I am stupid, stupid, Gavein thought. Only now did he recall the things that were said as they were putting him to sleep on the gurney.
Overhead flew a squadron of combat copters equipped with missile launchers. The craft were flying low, at the altitude of real time; the roar of their rotors could be heard over the volcano.
The two fugitives, under the overhang of sod, were not visible from the air. The squadron executed a model attack, unleashing all its firepower upon what was left of the Division of Science. After completion of this mission, they regrouped, turned above the ocean, and headed back to Davabel. The first copter still hovered, still circled, apparently to oversee and direct.
A second squadron came, then a third, fourth, and fifth. Each raked the area. The reconnaissance copter also fired at chosen targets.
“I wonder if Thompson himself is in that one.”

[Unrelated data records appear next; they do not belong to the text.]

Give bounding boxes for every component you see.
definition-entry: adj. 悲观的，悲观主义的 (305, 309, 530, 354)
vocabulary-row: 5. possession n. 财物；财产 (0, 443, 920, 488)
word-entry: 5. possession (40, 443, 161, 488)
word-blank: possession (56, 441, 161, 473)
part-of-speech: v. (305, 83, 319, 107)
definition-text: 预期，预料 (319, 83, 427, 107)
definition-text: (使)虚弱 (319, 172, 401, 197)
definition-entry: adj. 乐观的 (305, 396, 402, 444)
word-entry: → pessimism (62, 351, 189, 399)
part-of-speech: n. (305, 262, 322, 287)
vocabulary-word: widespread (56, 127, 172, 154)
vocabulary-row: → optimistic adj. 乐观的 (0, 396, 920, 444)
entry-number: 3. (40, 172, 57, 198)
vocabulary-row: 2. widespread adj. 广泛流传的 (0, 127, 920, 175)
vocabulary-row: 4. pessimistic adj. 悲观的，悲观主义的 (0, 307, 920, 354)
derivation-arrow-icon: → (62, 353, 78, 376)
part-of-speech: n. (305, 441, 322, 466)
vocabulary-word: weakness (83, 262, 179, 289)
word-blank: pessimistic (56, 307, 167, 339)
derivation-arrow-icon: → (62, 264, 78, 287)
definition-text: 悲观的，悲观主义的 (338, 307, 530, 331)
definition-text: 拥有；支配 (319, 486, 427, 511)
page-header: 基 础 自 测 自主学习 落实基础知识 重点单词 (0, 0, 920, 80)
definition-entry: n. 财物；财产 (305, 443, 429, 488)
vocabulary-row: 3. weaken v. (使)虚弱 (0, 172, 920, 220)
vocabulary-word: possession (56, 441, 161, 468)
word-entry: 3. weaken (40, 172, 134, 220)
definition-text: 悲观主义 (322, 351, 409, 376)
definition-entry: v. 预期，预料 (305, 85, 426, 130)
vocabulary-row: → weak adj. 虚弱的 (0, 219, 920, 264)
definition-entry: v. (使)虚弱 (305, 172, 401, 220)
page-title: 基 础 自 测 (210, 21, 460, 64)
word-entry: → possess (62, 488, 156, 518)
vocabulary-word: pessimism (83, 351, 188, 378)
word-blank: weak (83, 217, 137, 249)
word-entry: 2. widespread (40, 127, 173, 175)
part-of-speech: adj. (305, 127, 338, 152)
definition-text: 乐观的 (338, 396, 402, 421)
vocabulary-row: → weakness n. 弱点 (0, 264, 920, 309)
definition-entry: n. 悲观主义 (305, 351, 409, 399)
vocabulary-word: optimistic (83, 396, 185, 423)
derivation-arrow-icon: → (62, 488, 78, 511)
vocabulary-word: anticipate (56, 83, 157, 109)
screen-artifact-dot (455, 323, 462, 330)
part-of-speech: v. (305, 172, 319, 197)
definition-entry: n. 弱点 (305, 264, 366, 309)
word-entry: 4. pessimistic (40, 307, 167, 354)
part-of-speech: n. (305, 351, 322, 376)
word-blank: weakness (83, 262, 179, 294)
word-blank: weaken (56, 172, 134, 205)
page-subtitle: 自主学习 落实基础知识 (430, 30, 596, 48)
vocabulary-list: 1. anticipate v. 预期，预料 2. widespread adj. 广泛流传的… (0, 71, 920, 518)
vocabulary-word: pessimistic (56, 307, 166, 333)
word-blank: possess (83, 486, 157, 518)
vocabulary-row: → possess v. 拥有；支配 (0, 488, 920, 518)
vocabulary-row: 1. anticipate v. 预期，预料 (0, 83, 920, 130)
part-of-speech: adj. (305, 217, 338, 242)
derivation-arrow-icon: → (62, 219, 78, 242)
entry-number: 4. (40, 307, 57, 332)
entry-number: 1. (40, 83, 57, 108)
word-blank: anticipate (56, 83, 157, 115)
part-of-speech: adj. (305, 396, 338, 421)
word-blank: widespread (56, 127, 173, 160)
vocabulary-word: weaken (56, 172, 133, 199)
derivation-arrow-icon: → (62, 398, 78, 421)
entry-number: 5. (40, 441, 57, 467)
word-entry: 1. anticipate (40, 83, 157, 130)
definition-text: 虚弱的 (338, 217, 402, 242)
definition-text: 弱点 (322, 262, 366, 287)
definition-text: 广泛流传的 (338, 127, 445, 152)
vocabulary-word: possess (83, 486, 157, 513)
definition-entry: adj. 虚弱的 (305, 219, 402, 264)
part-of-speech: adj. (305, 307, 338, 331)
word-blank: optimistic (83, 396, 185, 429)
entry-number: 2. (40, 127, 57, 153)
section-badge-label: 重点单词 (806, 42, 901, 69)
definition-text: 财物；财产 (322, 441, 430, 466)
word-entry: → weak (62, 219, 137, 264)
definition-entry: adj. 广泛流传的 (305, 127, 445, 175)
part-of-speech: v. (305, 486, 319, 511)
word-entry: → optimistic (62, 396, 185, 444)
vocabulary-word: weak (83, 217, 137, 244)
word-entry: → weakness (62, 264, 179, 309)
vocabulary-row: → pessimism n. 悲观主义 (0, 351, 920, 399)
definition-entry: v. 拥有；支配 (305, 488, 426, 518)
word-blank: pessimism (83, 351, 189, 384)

“Not unlikely. It’s his style. He likes to take part personally. Throzz, bring it down!”
“If only I could…”
“And you call yourself Death?”
“At least I have no qualms about this loot,” said Gavein, patting his belly.
“Doesn’t tickle anymore?”
“I shifted most of it to the back, where I have the skin of an elephant. All those years, you know, of sitting behind a desk…” He stopped. More squadrons were coming from Davabel. The destruction would be methodical. “They’re the same copters. I recognize their markings. They refueled, got more ammo, are going back to work.”
“Thompson is thorough.”
“Sparing nothing to put me out of the way.”
Saalstein nodded.
“Why that masquerade with the tests?” Gavein asked. “They could have killed me in my house.”